For me, working with a railway has different connotations. On the one hand, there’s a natural connection with play, with the model railways and car tracks of childhood, and with the feeling of being able to build your own worlds. On the other hand, I’ve always been fascinated by the collective, by trying to see society as a kind of entity and a common concern, slightly from above or from a distance, as can be the case physically in an exhibition hall. Railways hold so many collective experiences – dreams, frustration and anger – that I’ve become curious about.

Once, when I posted a comic strip on Instagram that I’d drawn on sticky notes while waiting in the national rail operator’s phone queue, feeling frustrated at how difficult it was to book a train ticket between southern and northern Sweden, I was struck by the strength of the response. I started thinking about all the different feelings aroused by travelling and trying to travel by train, and about the nature of our relationship with railways. How this relationship has a common character. 

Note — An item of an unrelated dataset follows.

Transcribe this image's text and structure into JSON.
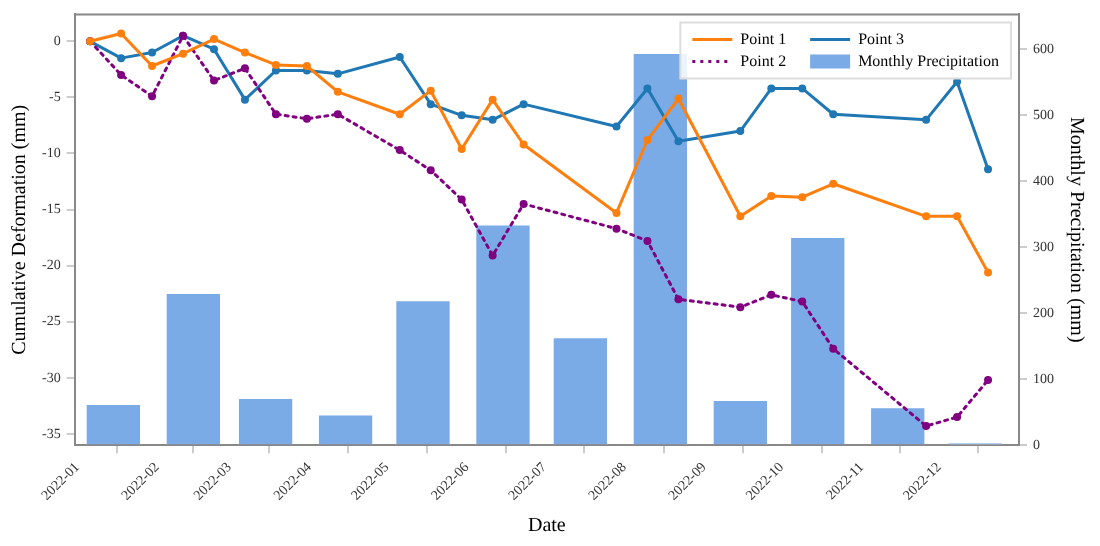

I believe that there’s a wide range of emotions, from frustration over delayed trains and boredom while waiting for your turn, to a sense of sadness that it’s sometimes easier and cheaper to fly than to go by train. That we’ve found it so hard to take care of what exists between us: the rails, nature, interpersonal connections, and what we all have in common. At the same time, this relationship is characterised by longing and a need to reach out to others. Railways disrupt and interfere with our everyday plans, our working lives and our thoughts about what society could be. There are historical links back to the time when the railway network was first built. In Umeå in the county of Västerbotten, there’s also a special connection thanks to Sara Lidman’s Jernbane novels. And there’s a collective starting point in dreams and disappointments.

Trains seem to strike a different nerve in us compared to other forms of transport. We use expressions such as people or things ‘going off the rails’. And in Swedish, if something goes smoothly we say that it runs ‘like a train’. We don’t say ‘It runs like an Audi on the motorway’ or ‘It runs like a domestic flight’. A railway can also be seen as a desire for communication on a more symbolic level. How we try to reach out to each other with varying degrees of success, and then stand there like stupid, rusty robots when we fail. And perhaps we need someone to lay a soft, friendly, tufted hand over what’s broken.

Sara Granér (b. 1980) is rooted in the world of comics and satire. She has published eight books and contributes regularly to newspapers and magazines. In 2025, she was awarded the newly established Löken Grant by the association of Swedish illustrators and graphic designers. This exhibition consists mostly of new works and is produced by Bildmuseet.